In the Rikai area of Uganda – photographing for The Master Cares Foundation
Sunday was slow and a time of rest here in Uganda. Despite the warnings of danger on Masaka-Kakuti rd, I left the confines of my motel (alone) and strolled down the red dirt road into the little town of Kalisizo to see if I could find anything interesting to photograph. I don’t know if the warnings given were due to the dusk traffic being so dangerous (think beat up boda boda’s sailing past you in the dark with no headlights, many carrying four to five people and missing you by inches), or if it was due to the fact that what I held in my hand cost more than the average Ugandan makes in a lifetime. Either way, I was undaunted as prior warnings around the world have always fallen on (my) deaf ears, allowing for adventures that will be remembered for a lifetime.

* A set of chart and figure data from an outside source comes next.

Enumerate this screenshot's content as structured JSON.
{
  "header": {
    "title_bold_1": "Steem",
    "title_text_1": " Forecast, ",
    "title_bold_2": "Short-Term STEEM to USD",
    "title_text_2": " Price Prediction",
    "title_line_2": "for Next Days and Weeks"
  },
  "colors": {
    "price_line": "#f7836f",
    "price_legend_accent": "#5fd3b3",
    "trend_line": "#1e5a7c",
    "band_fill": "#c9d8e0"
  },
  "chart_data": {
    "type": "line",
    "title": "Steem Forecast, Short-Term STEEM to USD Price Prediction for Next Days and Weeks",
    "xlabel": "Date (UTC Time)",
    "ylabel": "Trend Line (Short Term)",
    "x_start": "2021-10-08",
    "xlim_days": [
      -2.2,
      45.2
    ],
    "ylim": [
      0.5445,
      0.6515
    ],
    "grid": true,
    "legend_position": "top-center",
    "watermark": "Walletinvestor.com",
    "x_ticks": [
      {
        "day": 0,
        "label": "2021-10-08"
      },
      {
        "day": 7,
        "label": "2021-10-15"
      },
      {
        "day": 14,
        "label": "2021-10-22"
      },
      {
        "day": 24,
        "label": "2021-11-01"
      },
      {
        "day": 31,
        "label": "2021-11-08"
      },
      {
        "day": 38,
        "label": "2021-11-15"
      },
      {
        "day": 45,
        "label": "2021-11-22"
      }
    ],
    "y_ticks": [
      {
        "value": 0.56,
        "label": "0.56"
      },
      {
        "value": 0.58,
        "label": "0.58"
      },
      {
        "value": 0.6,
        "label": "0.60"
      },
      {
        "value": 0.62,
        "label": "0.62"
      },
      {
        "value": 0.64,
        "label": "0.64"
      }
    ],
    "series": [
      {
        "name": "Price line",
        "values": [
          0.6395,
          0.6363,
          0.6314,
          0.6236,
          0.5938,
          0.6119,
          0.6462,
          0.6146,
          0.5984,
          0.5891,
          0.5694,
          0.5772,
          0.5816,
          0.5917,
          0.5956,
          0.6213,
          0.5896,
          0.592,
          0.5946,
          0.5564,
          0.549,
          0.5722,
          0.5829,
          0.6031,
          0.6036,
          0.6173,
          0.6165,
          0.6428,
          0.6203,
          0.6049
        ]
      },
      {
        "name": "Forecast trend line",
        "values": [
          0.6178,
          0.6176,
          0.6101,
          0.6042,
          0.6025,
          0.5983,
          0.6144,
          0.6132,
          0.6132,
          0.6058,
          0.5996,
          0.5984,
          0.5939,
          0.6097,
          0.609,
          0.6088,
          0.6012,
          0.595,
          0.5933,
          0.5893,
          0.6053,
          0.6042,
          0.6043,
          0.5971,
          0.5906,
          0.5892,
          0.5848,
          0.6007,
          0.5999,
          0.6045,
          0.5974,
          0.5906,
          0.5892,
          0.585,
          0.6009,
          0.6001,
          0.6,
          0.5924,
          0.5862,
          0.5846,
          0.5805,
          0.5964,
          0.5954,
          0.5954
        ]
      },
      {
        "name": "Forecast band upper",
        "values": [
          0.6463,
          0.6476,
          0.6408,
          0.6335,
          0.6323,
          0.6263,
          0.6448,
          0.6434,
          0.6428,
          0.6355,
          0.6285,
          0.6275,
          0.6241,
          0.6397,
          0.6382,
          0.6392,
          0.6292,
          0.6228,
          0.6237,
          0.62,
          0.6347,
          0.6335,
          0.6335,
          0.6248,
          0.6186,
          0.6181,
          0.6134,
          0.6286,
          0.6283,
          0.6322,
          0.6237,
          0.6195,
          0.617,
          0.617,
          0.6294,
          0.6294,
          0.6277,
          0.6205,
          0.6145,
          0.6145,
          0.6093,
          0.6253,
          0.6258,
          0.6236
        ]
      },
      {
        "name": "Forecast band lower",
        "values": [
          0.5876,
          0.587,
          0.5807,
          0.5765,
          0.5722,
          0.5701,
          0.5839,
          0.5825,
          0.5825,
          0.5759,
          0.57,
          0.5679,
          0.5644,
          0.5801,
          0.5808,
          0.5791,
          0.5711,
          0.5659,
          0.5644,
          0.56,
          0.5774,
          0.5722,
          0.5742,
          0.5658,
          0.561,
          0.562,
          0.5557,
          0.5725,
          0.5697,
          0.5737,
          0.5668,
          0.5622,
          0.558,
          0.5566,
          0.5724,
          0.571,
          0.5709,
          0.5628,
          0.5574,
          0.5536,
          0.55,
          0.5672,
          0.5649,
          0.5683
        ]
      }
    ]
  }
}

After only a few strides down Masaka-Kakuti rd I met my soon-to-be new friend Isaac who was wearing a nice shirt and a friendly smile. In minutes the decision was made for Isaac to accompany me on my adventure, adding a layer of safety for this tall Mzungu (friendly, Ugandan term for white people) who stands out here rather badly. In return, I bought Isaac and his friend Prosper some hot off the grill Matoke (grilled plantains) and Chapatie (bread). In a short time they welcomed me as one of their own, calling me a Ugandan at heart. I thoroughly enjoyed this impromptu culinary adventure, almost as much as the conversations that we shared. My camera, and why I carry it once again opened the door for me to share my testimony – “trust, faith and change “.
.The elements for enjoying life are not complicated, it just requires some curiosity, trying new things, crossing cultural boundaries and living life with an open heart and open hands.